In this paper, a theoretical study on the EI of stationary patterns in a hyperbolic reaction–diffusion system defined over a large finite domain was addressed in the supercritical and subcritical regimes. To this aim, linear and weakly nonlinear analysis were first addressed to deduce the equations governing the pattern amplitude close to criticality. Then, the bifurcation analysis of the EI was carried out to describe existence and stability thresholds of all bifurcating branches. Finally, the above analytical predictions were validated by comparison with results of numerical simulations performed on a conceptual model of interest in dry-lands ecology, the modified Klausmeier model, where stationary vegetation patterns emerge over flat arid terrains. These numerical investigations also allowed to get some insights into the phenomenon of phase-slip.

The main results can be summarized as follows:

(i) It was shown that, while the cubic real GL equation (12) describes satisfactorily well the features associated to primary and secondary branches of periodic solutions in the supercritical regime, it is not able to predict the proper range of existence of such periodic solutions as well as the restabilizing mechanism that n-th order secondary branches, with \(n\ge 1\), undergo in the subcritical regime.

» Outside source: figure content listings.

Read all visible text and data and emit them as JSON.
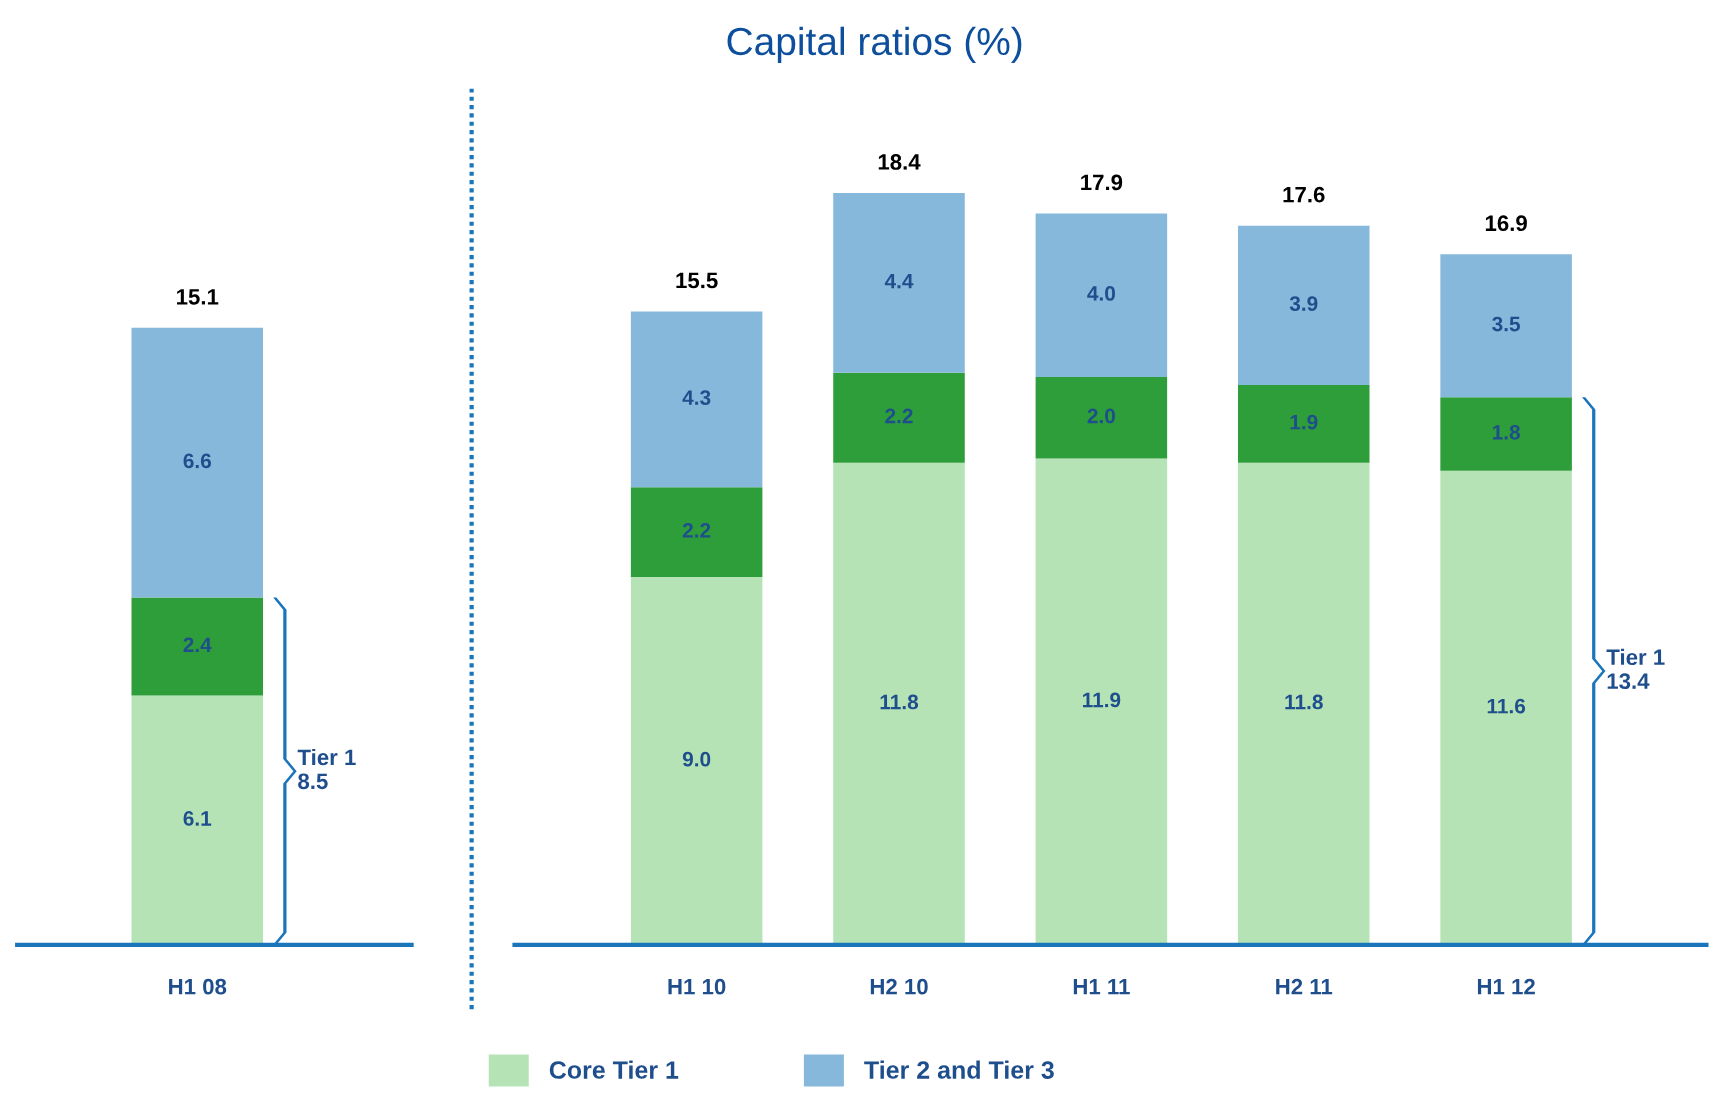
{
  "chart_data": [
    {
      "type": "bar",
      "stacked": true,
      "categories": [
        "H1 08"
      ],
      "legend": "bottom",
      "tick_labels": "x",
      "series": [
        {
          "name": "Core Tier 1",
          "color": "#b5e3b5",
          "values": [
            6.1
          ],
          "value_labels": [
            "6.1"
          ]
        },
        {
          "color": "#2e9e3a",
          "values": [
            2.4
          ],
          "value_labels": [
            "2.4"
          ]
        },
        {
          "name": "Tier 2 and Tier 3",
          "color": "#86b8dc",
          "values": [
            6.6
          ],
          "value_labels": [
            "6.6"
          ]
        }
      ],
      "totals": [
        "15.1"
      ],
      "annotations": [
        "Tier 1\n8.5"
      ]
    },
    {
      "type": "bar",
      "stacked": true,
      "title": "Capital ratios (%)",
      "categories": [
        "H1 10",
        "H2 10",
        "H1 11",
        "H2 11",
        "H1 12"
      ],
      "tick_labels": "x",
      "series": [
        {
          "name": "Core Tier 1",
          "color": "#b5e3b5",
          "values": [
            9.0,
            11.8,
            11.9,
            11.8,
            11.6
          ],
          "value_labels": [
            "9.0",
            "11.8",
            "11.9",
            "11.8",
            "11.6"
          ]
        },
        {
          "color": "#2e9e3a",
          "values": [
            2.2,
            2.2,
            2.0,
            1.9,
            1.8
          ],
          "value_labels": [
            "2.2",
            "2.2",
            "2.0",
            "1.9",
            "1.8"
          ]
        },
        {
          "name": "Tier 2 and Tier 3",
          "color": "#86b8dc",
          "values": [
            4.3,
            4.4,
            4.0,
            3.9,
            3.5
          ],
          "value_labels": [
            "4.3",
            "4.4",
            "4.0",
            "3.9",
            "3.5"
          ]
        }
      ],
      "totals": [
        "15.5",
        "18.4",
        "17.9",
        "17.6",
        "16.9"
      ],
      "annotations": [
        "Tier 1\n13.4"
      ]
    }
  ]
}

The above restrictions were overcome by pushing weakly nonlinear analysis up to the fifth order, where the resulting envelope equation takes the form of cubicquintic GL equation (15). To achieve this goal, it was necessary to deduce the explicit expressions of the main properties of primary and secondary quantized periodic branches (stationary amplitude \(\Xi _n\), existence \(\zeta _{e,n}\) and stability \(\zeta _{E,n}\) thresholds, linear growth rate \(\overline{\lambda _n^{(1)}}\)) characterizing the bifurcation diagram in the subcritical regime in the framework of quintic GL equation. All these quantities were collected in Tables 13. This approach provided the complete description of all (\(n\ge 0\)) periodic branches appearing in the bifurcation diagram of subcritical modes, as can be noticed from the comparative theoretical-numerical results reported in Tables 4 and 5.

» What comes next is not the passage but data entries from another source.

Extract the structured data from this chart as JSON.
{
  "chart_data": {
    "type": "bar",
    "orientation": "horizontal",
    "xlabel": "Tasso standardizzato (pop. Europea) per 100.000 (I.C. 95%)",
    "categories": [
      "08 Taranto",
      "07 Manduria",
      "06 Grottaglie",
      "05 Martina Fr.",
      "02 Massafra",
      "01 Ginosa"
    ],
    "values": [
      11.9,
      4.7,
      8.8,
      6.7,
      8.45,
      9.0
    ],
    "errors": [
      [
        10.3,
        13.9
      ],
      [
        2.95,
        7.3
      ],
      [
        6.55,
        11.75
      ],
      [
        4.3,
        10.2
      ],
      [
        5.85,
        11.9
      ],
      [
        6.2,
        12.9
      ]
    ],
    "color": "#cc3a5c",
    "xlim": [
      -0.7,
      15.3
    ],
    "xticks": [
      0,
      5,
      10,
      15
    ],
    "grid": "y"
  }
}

(ii) From the inspection of numerically-computed bifurcation diagrams (see Figs. 1, 3) and spatio-temporal evolution of patterns (see Figs. 2, 4), it was obtained the twofold goal of: validating the theoretical predictions arising from multiple-scale weakly-nonlinear analysis and elucidating the role played by inertial effects that are always present in any physical system. From the theoretical viewpoint, in particular, it was shown that hyperbolicity affects the expression of the linear growth rate but leaves the other quantities (stationary amplitude, existence and stability thresholds) unchanged. This result suggested that the hyperbolic model provides additional degrees of freedom that may be used to better characterize transient regimes, in particular the transition from an Eckhaus-unstable state towards a more favorable stable configuration through sequences of phase-slips.

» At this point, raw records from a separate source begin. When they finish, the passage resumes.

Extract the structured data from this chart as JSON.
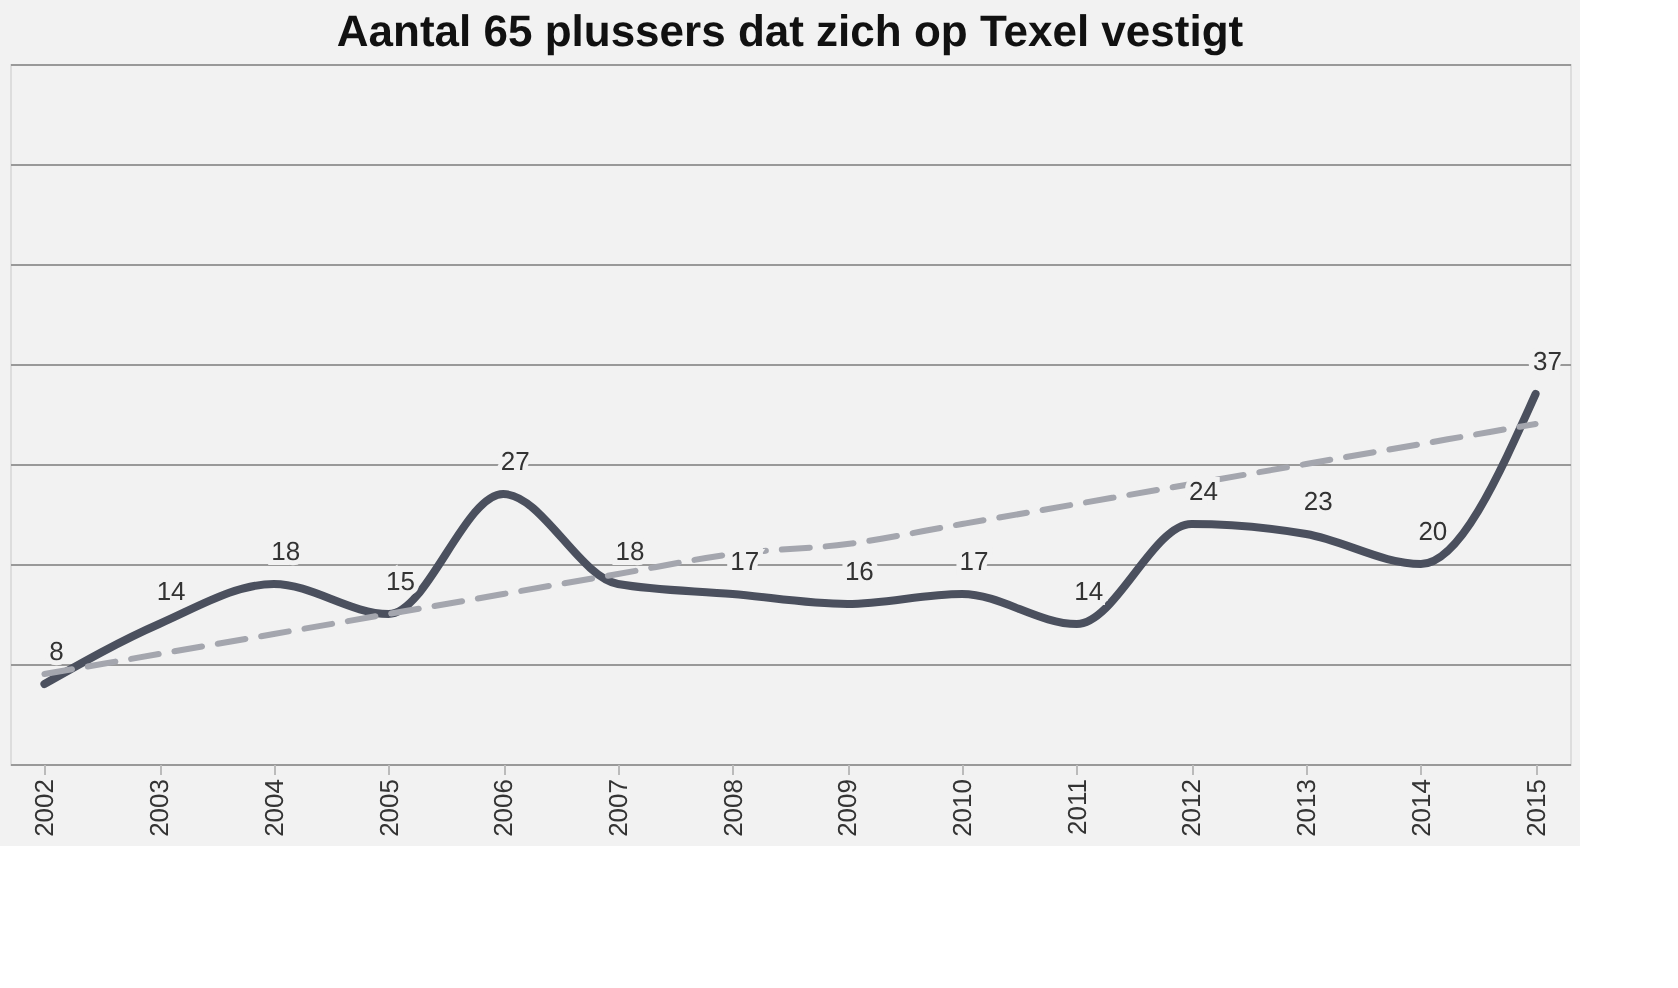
{
  "chart_data": {
    "type": "line",
    "title": "Aantal 65 plussers dat zich op Texel vestigt",
    "categories": [
      "2002",
      "2003",
      "2004",
      "2005",
      "2006",
      "2007",
      "2008",
      "2009",
      "2010",
      "2011",
      "2012",
      "2013",
      "2014",
      "2015"
    ],
    "series": [
      {
        "color": "#4b505e",
        "values": [
          8,
          14,
          18,
          15,
          27,
          18,
          17,
          16,
          17,
          14,
          24,
          23,
          20,
          37
        ],
        "value_labels": [
          "8",
          "14",
          "18",
          "15",
          "27",
          "18",
          "17",
          "16",
          "17",
          "14",
          "24",
          "23",
          "20",
          "37"
        ],
        "line_style": "solid"
      },
      {
        "type": "line",
        "color": "#a4a6ae",
        "values": [
          9,
          11,
          13,
          15,
          17,
          19,
          21,
          22,
          24,
          26,
          28,
          30,
          32,
          34
        ],
        "line_style": "dashed"
      }
    ],
    "ylim": [
      0,
      70
    ],
    "yticks": [
      {
        "value": 0,
        "label": null
      },
      {
        "value": 10,
        "label": null
      },
      {
        "value": 20,
        "label": null
      },
      {
        "value": 30,
        "label": null
      },
      {
        "value": 40,
        "label": null
      },
      {
        "value": 50,
        "label": null
      },
      {
        "value": 60,
        "label": null
      },
      {
        "value": 70,
        "label": null
      }
    ],
    "grid": "y",
    "tick_labels": "x",
    "marker": "none"
  }
}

(iii) The functional dependence of time and location at which wavelength adjustment takes place is investigated numerically with the main goal of finding strategies to control these quantities independently of each other. Our results revealed that the time to phase slip may be modulated by varying the inertial times leaving its location unaltered. Moreover, it was shown that \(t_{slip}\) strongly depends upon the linear growth rate \(\overline{\lambda _n^{(1)}}\), in both dynamical regimes (as depicted in Figs. 6 and 7). In particular, results indicate that \(t_{slip}\) and \( \overline{\lambda _n^{(1)}}\) are negatively correlated in the supercritical regime but positively in the subcritical one. On the other hand, it was numerically shown that, by considering a localized defect into the initial conditions, it is possible to modulate the location to phase slip leaving the time to phase slip almost unchanged (see Figs. 8 and 9).

In future works, it is planned to extend bifurcation analysis of EI to the case of oscillatory periodic patterns in the more general framework of hyperbolic reaction–advection–diffusion models, where the instability thresholds are remarkably affected by inertial effects and pattern amplitude close to onset is ruled by complex GL equations.